Definition

A retrieval pipeline is the end-to-end sequence of stages that transforms a user query into a ranked list of relevant documents or passages. Each stage progressively narrows and refines the results — from initial candidate generation across millions of documents to final reranking of a handful of top candidates. In retrieval-augmented generation (RAG) systems, the pipeline’s output is fed directly to the language model as context for answer generation.

Why it matters

Accuracy depends on pipeline design — the language model can only reason over what the retrieval pipeline returns; missed relevant documents or false positives propagate directly into generated answers
Latency budgets — each pipeline stage adds latency; the architecture must balance thoroughness against response time requirements
Composability — a modular pipeline allows swapping components (e.g., replacing BM25 with a dense retriever, or adding a reranker) without redesigning the entire system
Legal requirements — in tax research, the pipeline must handle temporal queries, multi-jurisdictional sources, and authority hierarchies that generic search pipelines do not account for

How it works

A typical retrieval pipeline consists of these stages:

Query understanding — the raw user question is parsed, expanded, or rewritten to improve coverage (e.g., adding synonyms or legal terminology)
Candidate retrieval — a fast, broad search (using BM25, dense vectors, or hybrid) returns hundreds of candidate passages from the index
Filtering — candidates are filtered by metadata constraints such as jurisdiction, date range, or document type
Reranking — a cross-encoder or other reranker rescores the remaining candidates with deeper semantic analysis, producing a final relevance-ordered list
Post-processing — the top results are deduplicated, grouped by source, and enriched with metadata before being passed to the generation layer

Each stage trades off recall (not missing anything relevant) against precision (not including irrelevant results).

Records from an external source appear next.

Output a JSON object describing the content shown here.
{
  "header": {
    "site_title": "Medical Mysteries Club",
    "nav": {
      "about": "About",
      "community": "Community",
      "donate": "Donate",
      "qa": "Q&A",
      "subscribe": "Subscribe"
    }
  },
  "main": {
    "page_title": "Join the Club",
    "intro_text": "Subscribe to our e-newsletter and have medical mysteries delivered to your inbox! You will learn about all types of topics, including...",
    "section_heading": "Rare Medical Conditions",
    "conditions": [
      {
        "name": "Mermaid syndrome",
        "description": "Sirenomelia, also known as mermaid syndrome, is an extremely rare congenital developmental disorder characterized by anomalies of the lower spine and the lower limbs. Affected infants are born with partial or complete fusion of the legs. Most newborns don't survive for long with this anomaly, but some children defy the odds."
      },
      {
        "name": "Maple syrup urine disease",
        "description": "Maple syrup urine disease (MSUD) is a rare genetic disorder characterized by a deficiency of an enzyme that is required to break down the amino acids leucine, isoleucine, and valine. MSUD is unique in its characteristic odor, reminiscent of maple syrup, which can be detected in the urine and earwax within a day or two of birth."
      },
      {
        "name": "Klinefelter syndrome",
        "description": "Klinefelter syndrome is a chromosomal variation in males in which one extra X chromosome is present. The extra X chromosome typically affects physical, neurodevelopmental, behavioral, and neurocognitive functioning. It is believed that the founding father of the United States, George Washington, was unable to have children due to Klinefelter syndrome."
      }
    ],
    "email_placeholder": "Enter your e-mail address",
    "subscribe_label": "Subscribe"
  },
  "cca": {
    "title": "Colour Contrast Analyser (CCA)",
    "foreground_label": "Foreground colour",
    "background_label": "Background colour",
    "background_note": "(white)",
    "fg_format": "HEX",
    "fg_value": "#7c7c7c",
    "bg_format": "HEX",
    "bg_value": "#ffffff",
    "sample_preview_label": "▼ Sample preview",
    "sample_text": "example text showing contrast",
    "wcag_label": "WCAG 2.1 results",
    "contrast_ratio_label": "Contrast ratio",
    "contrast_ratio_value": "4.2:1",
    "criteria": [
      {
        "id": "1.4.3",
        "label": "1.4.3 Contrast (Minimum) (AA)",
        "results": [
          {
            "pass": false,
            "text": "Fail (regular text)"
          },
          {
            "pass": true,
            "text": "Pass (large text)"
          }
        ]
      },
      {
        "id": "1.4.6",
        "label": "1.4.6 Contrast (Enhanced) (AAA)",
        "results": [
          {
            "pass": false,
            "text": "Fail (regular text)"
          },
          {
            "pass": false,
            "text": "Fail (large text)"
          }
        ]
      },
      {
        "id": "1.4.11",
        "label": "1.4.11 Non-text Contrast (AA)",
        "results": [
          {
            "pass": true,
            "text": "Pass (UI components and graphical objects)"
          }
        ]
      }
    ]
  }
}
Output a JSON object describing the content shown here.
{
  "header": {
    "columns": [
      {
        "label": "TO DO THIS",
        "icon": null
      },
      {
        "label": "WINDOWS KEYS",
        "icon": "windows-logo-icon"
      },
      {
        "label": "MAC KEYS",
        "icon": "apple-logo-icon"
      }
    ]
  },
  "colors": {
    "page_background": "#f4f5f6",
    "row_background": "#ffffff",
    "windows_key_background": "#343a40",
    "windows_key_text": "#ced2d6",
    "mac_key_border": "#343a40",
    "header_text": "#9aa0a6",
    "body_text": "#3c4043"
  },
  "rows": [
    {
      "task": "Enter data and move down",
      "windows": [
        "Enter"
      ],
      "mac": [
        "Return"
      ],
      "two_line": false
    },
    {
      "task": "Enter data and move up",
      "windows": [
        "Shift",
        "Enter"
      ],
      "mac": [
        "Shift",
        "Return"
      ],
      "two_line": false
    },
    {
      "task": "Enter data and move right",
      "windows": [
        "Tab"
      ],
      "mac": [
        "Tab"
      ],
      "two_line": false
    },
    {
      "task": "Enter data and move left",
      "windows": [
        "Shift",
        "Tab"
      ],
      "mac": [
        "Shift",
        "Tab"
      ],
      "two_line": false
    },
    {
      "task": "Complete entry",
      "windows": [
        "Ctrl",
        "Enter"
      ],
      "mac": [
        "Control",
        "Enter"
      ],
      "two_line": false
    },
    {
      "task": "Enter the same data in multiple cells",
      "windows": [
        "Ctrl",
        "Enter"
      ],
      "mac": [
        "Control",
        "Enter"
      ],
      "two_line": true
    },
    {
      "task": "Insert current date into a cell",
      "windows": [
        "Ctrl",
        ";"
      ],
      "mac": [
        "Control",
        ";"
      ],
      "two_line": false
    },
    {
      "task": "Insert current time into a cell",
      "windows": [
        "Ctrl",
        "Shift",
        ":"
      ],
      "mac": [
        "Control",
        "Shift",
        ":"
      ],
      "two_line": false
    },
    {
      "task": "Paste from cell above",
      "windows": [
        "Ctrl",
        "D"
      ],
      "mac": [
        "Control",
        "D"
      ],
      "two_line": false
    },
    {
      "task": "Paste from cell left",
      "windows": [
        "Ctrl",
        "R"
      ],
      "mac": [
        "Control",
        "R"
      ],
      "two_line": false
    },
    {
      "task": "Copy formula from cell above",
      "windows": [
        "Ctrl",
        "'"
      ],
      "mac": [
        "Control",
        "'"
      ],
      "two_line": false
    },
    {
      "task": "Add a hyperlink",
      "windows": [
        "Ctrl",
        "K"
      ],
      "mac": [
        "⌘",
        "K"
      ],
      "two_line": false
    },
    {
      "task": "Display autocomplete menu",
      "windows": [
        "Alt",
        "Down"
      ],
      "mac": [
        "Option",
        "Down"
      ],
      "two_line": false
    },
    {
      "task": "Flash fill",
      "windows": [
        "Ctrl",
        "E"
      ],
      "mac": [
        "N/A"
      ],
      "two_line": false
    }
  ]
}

The early stages favour recall; later stages refine for precision.

Common questions

Q: How many stages does a retrieval pipeline need?

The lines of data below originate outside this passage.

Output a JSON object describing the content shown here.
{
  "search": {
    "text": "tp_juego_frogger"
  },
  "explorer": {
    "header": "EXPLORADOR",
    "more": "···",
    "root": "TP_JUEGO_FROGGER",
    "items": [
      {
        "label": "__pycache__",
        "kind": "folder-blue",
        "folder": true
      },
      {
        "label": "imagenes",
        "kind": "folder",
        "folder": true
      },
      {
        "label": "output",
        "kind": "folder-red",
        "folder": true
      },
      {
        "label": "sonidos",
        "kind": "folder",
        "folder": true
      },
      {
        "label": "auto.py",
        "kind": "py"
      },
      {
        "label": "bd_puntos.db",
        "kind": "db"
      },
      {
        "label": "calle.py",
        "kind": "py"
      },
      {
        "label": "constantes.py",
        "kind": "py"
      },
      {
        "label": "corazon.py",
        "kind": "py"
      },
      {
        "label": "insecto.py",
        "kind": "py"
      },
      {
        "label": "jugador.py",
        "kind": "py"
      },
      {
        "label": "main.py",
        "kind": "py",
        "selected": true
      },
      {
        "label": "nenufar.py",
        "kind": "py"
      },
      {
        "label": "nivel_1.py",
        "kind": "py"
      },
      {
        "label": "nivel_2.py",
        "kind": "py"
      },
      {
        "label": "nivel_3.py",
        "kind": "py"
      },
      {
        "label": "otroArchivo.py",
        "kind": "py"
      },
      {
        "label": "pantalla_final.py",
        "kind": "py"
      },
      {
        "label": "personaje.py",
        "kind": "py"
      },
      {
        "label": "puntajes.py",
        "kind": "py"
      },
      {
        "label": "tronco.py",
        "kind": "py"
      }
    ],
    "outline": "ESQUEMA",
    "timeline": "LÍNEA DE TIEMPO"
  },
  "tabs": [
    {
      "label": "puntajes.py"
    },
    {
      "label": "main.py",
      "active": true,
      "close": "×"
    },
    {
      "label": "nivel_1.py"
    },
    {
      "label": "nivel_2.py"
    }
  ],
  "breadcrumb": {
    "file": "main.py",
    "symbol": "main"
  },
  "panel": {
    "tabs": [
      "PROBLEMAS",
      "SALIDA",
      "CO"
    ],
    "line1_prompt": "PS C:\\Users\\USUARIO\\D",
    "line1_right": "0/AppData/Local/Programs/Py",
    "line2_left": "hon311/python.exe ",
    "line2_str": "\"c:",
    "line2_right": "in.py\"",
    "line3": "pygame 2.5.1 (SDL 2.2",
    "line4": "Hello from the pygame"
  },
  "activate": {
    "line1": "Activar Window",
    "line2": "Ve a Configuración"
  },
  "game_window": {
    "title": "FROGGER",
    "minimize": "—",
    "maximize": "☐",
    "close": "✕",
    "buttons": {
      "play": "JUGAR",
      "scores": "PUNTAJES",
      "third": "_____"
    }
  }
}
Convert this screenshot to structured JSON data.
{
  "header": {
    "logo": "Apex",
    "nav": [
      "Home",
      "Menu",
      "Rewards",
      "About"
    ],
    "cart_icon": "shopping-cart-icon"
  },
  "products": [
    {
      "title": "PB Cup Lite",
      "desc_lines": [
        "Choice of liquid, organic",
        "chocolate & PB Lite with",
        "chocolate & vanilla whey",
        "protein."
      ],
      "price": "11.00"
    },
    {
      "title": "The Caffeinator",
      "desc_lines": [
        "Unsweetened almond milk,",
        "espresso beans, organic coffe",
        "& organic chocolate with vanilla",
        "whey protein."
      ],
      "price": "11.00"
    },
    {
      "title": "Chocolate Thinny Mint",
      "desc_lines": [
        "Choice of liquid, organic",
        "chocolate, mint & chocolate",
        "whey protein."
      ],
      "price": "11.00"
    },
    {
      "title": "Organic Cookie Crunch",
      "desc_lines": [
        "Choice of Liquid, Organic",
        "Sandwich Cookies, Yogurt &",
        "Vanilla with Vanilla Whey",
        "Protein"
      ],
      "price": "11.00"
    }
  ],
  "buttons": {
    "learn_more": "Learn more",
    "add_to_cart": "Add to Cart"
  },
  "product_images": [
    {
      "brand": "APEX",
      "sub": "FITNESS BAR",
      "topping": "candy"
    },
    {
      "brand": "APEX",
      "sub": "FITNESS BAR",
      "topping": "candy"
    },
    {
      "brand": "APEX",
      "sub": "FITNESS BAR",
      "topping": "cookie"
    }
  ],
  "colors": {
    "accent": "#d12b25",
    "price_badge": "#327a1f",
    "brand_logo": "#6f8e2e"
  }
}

A: At minimum, two: a retriever and a reranker. Simple systems skip reranking, but adding it typically improves result quality significantly. More complex pipelines add query expansion, metadata filtering, and source deduplication stages.

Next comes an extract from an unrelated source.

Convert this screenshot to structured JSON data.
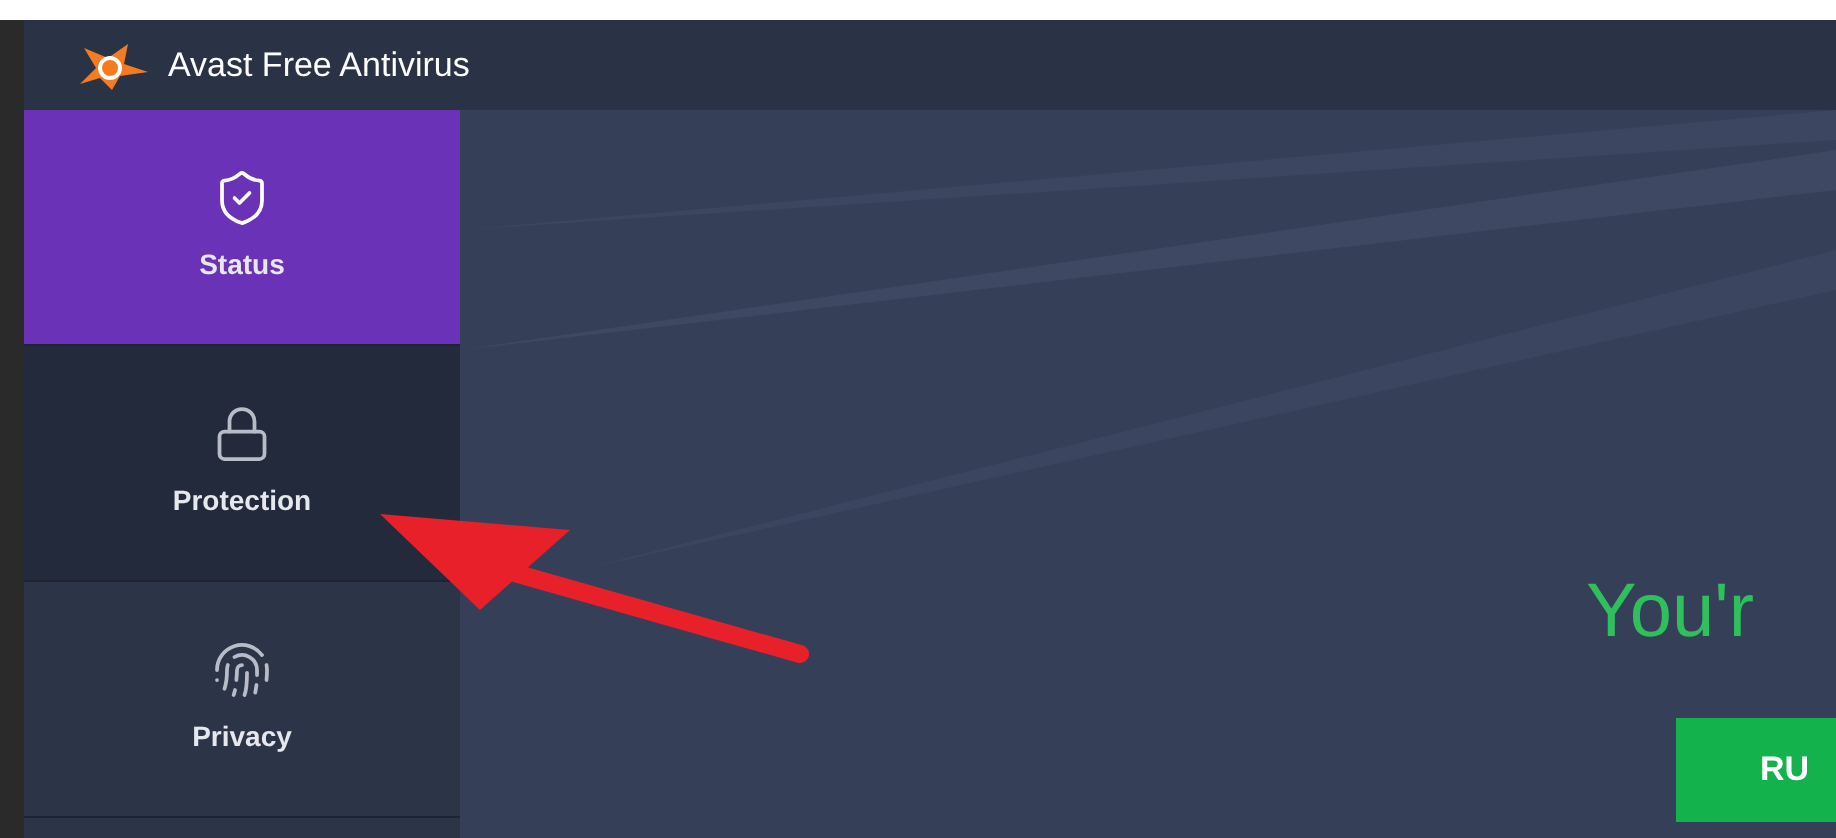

Q: What is the difference between a retrieval pipeline and a RAG pipeline?

A: A retrieval pipeline handles the search portion — finding relevant documents. A RAG pipeline includes both the retrieval pipeline and the generation layer (the language model that produces the final answer from retrieved context). The retrieval pipeline is a component within the broader RAG system.

Q: How do you evaluate a retrieval pipeline?

A: Common metrics include recall@k (how many relevant documents appear in the top k results), precision@k, mean reciprocal rank (MRR), and normalised discounted cumulative gain (nDCG). End-to-end RAG evaluation also measures answer correctness and faithfulness.

References

Karpukhin et al. (2020), “Dense Passage Retrieval for Open-Domain Question Answering”, EMNLP.
Lewis et al. (2020), “Retrieval-Augmented Generation for Knowledge-Intensive NLP Tasks”, NeurIPS.
Lin et al. (2021), “Pyserini: A Python Toolkit for Reproducible Information Retrieval Research”, SIGIR.